Town&Style

Heard in the Halls: 9.23.20

kirkwood high school| Senior DemBari Taneh took home top honors at the 10th Annual St. Louis Teen Talent Competition. He performed a self-choreographed hip-hop routine called ‘Got It Good’ and took home an $8,000 scholarship sponsored by Ameren Corporate Charitable Trust. Contestants’ performances were filmed separately at The Fabulous Fox Theatre, and the awards event was broadcast on Nine Network.


visitation academy
Congratulations are in order for Heather Essig of Visitation’s upper school science faculty. She was named Missouri’s 2020 Outstanding Biology Teacher by the National Association of Biology Teachers. The award is based on ability, experience, community cooperation and student-teacher relationships. Essig leads college-credit courses in biology, anatomy, physiology and genetics.


rossman school
It was a clean sweep for the school’s fourth-, fifth- and sixth-grade teams at the 2020 National Geography Challenge. In the competition, scores of the top 10 students are combined to determine team scores. Rossman students Aniket Bhogaraju, John DeLuca and Avi Patel tied for first place in the fourth-grade category; Connor Blake scored highest in the fifth-grade category; and Shil Penilla was tops in the sixth-grade category. The competition is sponsored by the National Council for Geographic Education and tests general knowledge of geography, map skills, charts, graphs and reading comprehension.


parkway west high school 
Senior Sri Jaladi recently pulled off a perfect score, 36, on the ACT college admissions and placement exam—an accomplishment achieved by only two-tenths of 1% of students.

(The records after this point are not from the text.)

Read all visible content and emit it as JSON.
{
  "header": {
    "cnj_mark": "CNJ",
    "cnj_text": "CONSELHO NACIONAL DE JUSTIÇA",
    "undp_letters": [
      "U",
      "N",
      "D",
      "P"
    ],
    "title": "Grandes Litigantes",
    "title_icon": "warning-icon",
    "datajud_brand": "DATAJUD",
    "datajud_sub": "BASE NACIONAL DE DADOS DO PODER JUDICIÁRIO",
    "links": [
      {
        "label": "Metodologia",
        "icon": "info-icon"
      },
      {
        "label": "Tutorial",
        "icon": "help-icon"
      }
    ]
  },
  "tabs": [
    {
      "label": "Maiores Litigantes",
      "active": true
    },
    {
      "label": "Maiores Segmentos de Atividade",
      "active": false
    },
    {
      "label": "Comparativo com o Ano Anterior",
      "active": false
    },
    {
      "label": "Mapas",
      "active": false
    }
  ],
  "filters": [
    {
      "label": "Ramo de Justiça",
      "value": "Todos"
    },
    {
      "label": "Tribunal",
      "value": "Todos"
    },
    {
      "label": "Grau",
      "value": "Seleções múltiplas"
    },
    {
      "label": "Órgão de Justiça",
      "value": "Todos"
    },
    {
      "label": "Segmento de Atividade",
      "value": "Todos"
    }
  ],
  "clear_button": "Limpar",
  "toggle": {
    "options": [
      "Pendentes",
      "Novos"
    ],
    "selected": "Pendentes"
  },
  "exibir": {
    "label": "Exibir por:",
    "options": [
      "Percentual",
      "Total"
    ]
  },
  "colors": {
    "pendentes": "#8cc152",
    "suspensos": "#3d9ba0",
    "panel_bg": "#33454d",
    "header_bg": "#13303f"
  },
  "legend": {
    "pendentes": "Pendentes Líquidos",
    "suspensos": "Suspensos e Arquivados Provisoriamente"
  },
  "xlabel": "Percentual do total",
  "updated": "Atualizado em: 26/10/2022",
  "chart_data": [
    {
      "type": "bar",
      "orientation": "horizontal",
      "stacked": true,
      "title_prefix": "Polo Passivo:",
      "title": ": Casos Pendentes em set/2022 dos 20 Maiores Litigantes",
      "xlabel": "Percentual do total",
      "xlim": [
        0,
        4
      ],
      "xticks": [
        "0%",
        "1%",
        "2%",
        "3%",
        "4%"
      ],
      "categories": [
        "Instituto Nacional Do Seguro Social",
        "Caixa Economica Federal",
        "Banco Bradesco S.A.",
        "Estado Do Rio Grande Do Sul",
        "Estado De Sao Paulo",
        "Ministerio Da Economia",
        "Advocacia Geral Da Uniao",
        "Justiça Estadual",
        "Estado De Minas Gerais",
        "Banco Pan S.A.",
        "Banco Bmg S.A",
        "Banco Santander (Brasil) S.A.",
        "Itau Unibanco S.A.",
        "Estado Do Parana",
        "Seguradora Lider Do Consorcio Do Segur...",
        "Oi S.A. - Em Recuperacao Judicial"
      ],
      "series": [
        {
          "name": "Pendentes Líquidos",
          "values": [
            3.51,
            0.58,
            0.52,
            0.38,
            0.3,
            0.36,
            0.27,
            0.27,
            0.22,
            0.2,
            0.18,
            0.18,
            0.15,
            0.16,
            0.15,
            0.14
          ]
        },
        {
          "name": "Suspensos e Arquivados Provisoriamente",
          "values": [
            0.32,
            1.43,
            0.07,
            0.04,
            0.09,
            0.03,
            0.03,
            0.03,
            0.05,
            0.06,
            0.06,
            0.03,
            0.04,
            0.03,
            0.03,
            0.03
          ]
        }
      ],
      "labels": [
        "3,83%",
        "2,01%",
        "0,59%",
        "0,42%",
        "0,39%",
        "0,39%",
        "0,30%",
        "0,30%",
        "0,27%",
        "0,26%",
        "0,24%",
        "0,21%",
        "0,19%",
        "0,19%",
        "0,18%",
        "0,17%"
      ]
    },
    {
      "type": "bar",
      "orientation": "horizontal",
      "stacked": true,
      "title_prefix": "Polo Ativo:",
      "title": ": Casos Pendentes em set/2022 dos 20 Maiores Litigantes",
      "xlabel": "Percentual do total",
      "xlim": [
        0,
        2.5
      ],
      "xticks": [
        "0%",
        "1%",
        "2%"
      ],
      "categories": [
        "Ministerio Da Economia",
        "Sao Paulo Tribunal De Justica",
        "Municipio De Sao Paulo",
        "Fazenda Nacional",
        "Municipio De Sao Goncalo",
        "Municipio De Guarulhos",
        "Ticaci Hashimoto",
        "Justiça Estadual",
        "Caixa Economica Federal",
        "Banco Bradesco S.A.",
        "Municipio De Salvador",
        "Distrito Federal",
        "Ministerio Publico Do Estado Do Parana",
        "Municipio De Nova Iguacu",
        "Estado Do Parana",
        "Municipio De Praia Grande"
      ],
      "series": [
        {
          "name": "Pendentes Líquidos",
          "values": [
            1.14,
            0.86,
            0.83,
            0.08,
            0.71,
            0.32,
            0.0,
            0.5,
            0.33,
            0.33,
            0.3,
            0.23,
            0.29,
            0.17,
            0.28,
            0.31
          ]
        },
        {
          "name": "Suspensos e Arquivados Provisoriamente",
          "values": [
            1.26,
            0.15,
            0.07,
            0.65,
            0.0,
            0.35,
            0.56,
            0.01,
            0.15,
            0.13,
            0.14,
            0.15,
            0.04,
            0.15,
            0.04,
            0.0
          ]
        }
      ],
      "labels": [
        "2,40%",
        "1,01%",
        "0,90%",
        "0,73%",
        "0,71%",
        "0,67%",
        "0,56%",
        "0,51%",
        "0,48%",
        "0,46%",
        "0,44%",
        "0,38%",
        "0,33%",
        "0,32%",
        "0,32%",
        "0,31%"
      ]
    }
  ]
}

He is still deciding on a college but hopes to study economics and political science and eventually enter politics. Jaladi also plays varsity tennis and is active in the school’s cybersecurity and advocacy clubs.


ursuline academy
Students kicked off the school year with a special socially distanced service project. Eighty-five incoming freshmen and faculty members spent a day cleaning the grounds and gravesites at the historically African-American Father Dickson Cemetery in Crestwood. They also learned about the property’s past and its historical significance from president Ernest Jordan.


ladue schools
Jim Wipke has been named a Superintendent to Watch by the National School Public Relations Association. Each year, the organization recognizes up to 25 professionals from across the country for their dynamic leadership and innovative communication efforts. Wipke is in his second year as head of the school district.